As it turns out, v0.9.0 is the new v0.1.0. At least, it feels that way writing
up the changes. Thankfully, minor version numbers are not limited to single
decimal digits…
Unified Codebase
This release combines the Rust and Python versions of prettypretty into one
coherent codebase. The core color functionality is now implemented in Rust only
and, with the help of [PyO3](https://pyo3.rs/v0.22.0/) and
[Maturin](https://www.maturin.rs), exposed to Python as an extension module.
[Having published](https://dl.acm.org/doi/10.1145/1297027.1297030) several
[research papers](https://dl.acm.org/doi/10.1145/1640089.1640105) on [foreign
function interfaces](https://dl.acm.org/doi/10.1145/1806596.1806601), I can
state with some authority that PyO3's integration between Rust and Python is
nothing but impressive. But its macro-based implementation is brittle and often
gets in the way of building a pure Rust library and an extension module from the
same codebase. The only viable workarounds were to duplicate some methods and to
spread methods over up to three `impl` blocks. But hey, it works really well! 🎉
Translating High-Resolution to ANSI Colors
[`Sampler`](https://apparebit.github.io/prettypretty/prettypretty/struct.Sampler.html)
is the new one-stop abstraction for translating colors, from terminal to
high-resolution, high-resolution to terminal, and terminal to terminal colors.
It makes translation between color representation more convenient and it is more
powerful.
Notably,
[`Sampler::to_ansi_hue_lightness`](https://apparebit.github.io/prettypretty/prettypretty/struct.Sampler.html#method.to_ansi_hue_lightness)

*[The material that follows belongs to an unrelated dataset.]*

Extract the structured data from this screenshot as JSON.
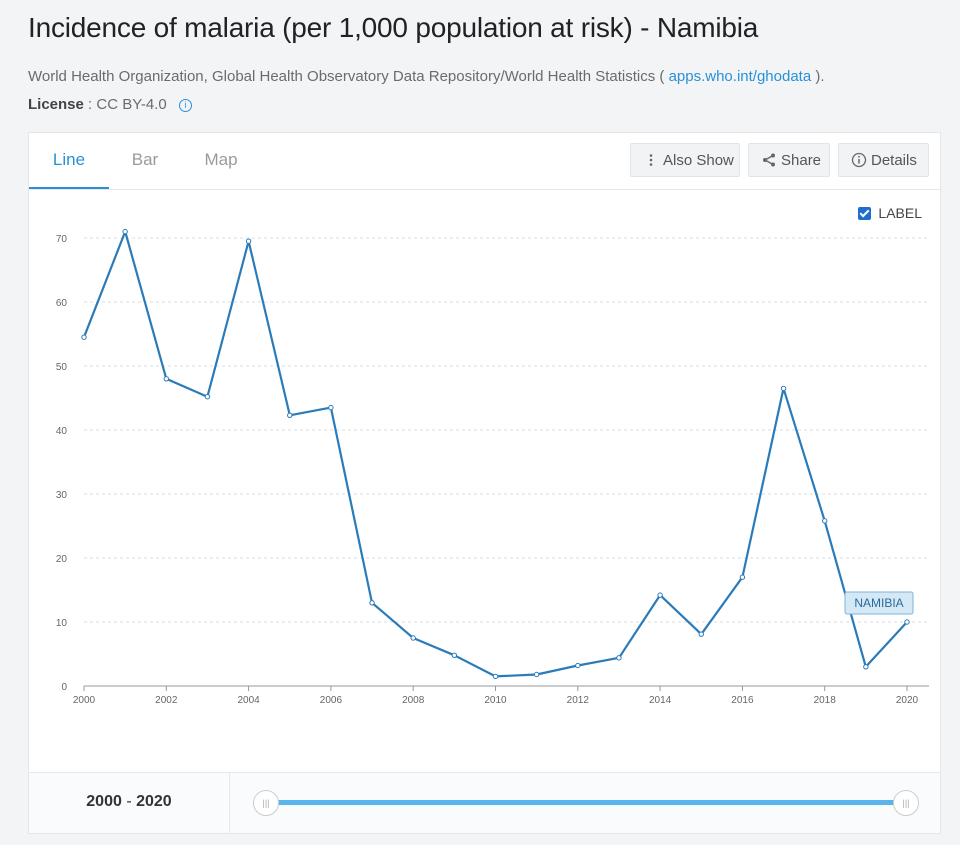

implements a new algorithm for converting high-resolution colors to the 16 ANSI
colors. For color themes that roughly observe the semantics of ANSI colors
(e.g., when sorted by hue, red and bright red come before yellow and bright
yellow, which in turn come before green and bright green and so on), it produces
more accurate results by first using hue to select a pair of regular and bright
ANSI colors and then lightness to select the best match. For color themes that
violate the new algorithm's invariants,
[`Sampler::to_ansi`](https://apparebit.github.io/prettypretty/prettypretty/struct.Sampler.html#method.to_ansi)
transparently and automatically falls back to brute force search for the closest
color.
Other Major Improvements
Prettypretty now supports more color spaces:
- Oklrab and Oklrch [revise Oklab's lightness
estimate](https://bottosson.github.io/posts/colorpicker/#intermission---a-new-lightness-estimate-for-oklab)
to be as uniform as CIELAB's equivalent and proven component.
- [Rec. 2020](https://en.wikipedia.org/wiki/Rec._2020) is a popular but purely
aspirational color space.
High-resolution colors are simpler to use and support more operations:
- [`Color`](https://apparebit.github.io/prettypretty/prettypretty/struct.Color.html)
now is *immutable*. While immutability may slightly increase prettypretty's
memory overhead, a mutable color abstraction in Rust should probably use
interior mutability and heap-allocated color coordinates. The potential for
saving 16 or 24 bytes here or there does not seem to justify the attendant
complexity. Immutability it is.
- [`Color::interpolate`](https://apparebit.github.io/prettypretty/prettypretty/struct.Color.html#method.interpolate)
implements [CSS Color 4](https://www.w3.org/TR/css-color-4/#interpolation)'s
interpolation algorithm, including the specification's rather elaborate
rules for carrying forward missing components and for selecting the hue
interpolation strategy.
- [`Color::lighten`](https://apparebit.github.io/prettypretty/prettypretty/struct.Color.html#method.lighten)
and
[`Color::darken`](https://apparebit.github.io/prettypretty/prettypretty/struct.Color.html#method.darken)
keep colors in line with your moods.
Terminal colors have a more coherent model:
- [`TerminalColor`](https://apparebit.github.io/prettypretty/prettypretty/enum.TerminalColor.html)
combines the different kinds of colors supported by terminals, i.e., the
default foreground and background colors, ANSI colors, 8-bit colors
including the 6x6x6 embedded RGB cube and the 24-step gray gradient, as well
as 24-bit "true" colors.
- [`DefaultColor`](https://apparebit.github.io/prettypretty/prettypretty/enum.DefaultColor.html)
correctly models that there are two, albeit context-sensitive default
colors, one for the foreground and one for the background.